Der Ablauf sieht so aus: Jeder Testdurchlauf dauert dreieinhalb Stunden und es werden pro Testperson insgesamt 360m² Boden gewischt. Vorher wurde dieser mit eingefärbter Flüssigkeit eingesprüht. „Eine definierte Menge Dreck auf einer definierten Fläche muss möglichst gut entfernt werden“, erläutert Kluth. Neben der Ergonomie des Bodenreinigers testen die WissenschaftlerInnen auch dessen Reinigungsfähigkeit. Wie leistungsstark ist das Produkt, wie schnell und gut wischt es die Flüssigkeit weg, auch im Vergleich mit anderen handgeführten Reinigern? Nach dem Putzen werden alle Personen zu ihrer Meinung befragt. Zu den objektiven Daten kommen die subjektiven Eindrücke der Probanden.
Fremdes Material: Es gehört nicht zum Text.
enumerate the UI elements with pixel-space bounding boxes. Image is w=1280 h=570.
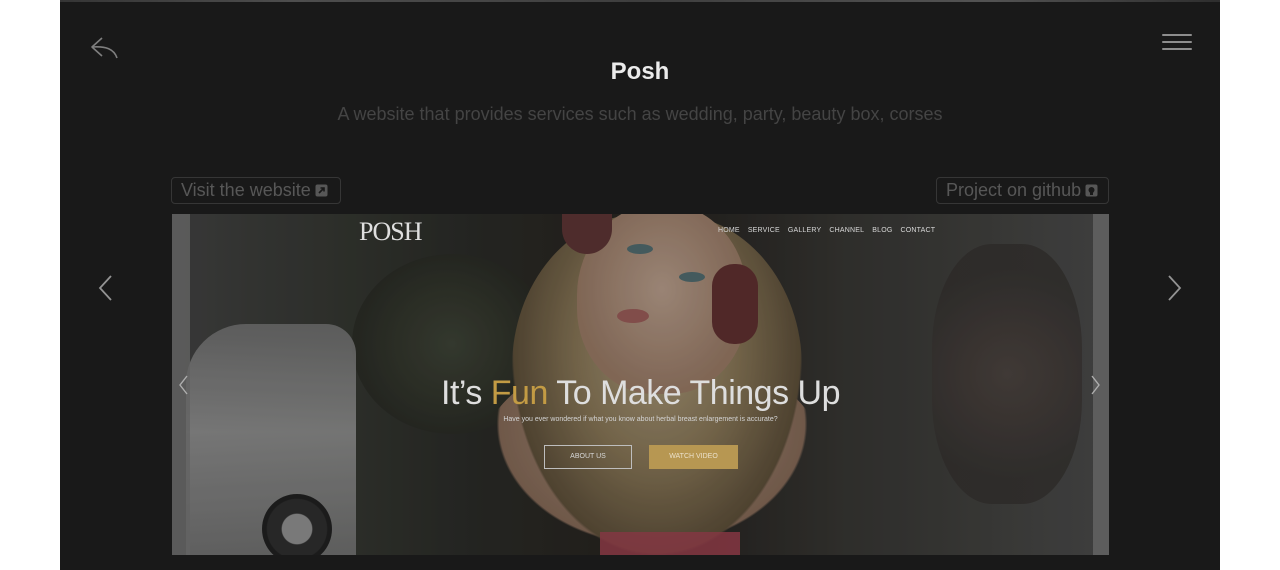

Alle Produktempfehlungen zusammengefasst, geben die ForscherInnen in einem Bericht an das Unternehmen zurück. Darin bewerten sie die Qualität und unterstützen damit die Entwicklung des Produkts. Solche Produkttests haben die Wissenschaftler zuvor zum Beispiel schon für verschiedene Handwerkzeuge, innovative Computer-Mäuse und – ganz aktuell – für einen im Nachgang sogar mit einem Ergonomiepreis ausgezeichneten Paketbandabroller gemacht. Ihre Tests sind nicht nur im Labor, sondern auch im Industrie-, Handels- und Dienstleistungsbetrieb möglich. Damit können die Forscher mithilfe von High-Tech-Sensoren auch Arbeitsplatzanalysen vor Ort anfertigen, was unter anderem den Dienstplan der Siegener Feuerwehrhauptwache schon mehrfach bereicherte. „Auch Feuerwehrleute sollen bei ihrer anstrengenden Arbeit die bestmöglichen Arbeitsmittel nutzen können. Am Ende haben beide Seiten einen Gewinn erzielt, der von der Arbeitsgruppe beratene Produktentwickler und die Arbeitsgruppe selbst, die mit dem erwirtschafteten Gewinn aus dem Drittmittelprojekt die technische Ausstattung auf einem hohen Niveau hält“, sagt Kluth Das freut dann auch die Studierenden, wenn sie in Laborübungen und bei Abschlussarbeiten diese Ausstattung selbst anwenden dürfen.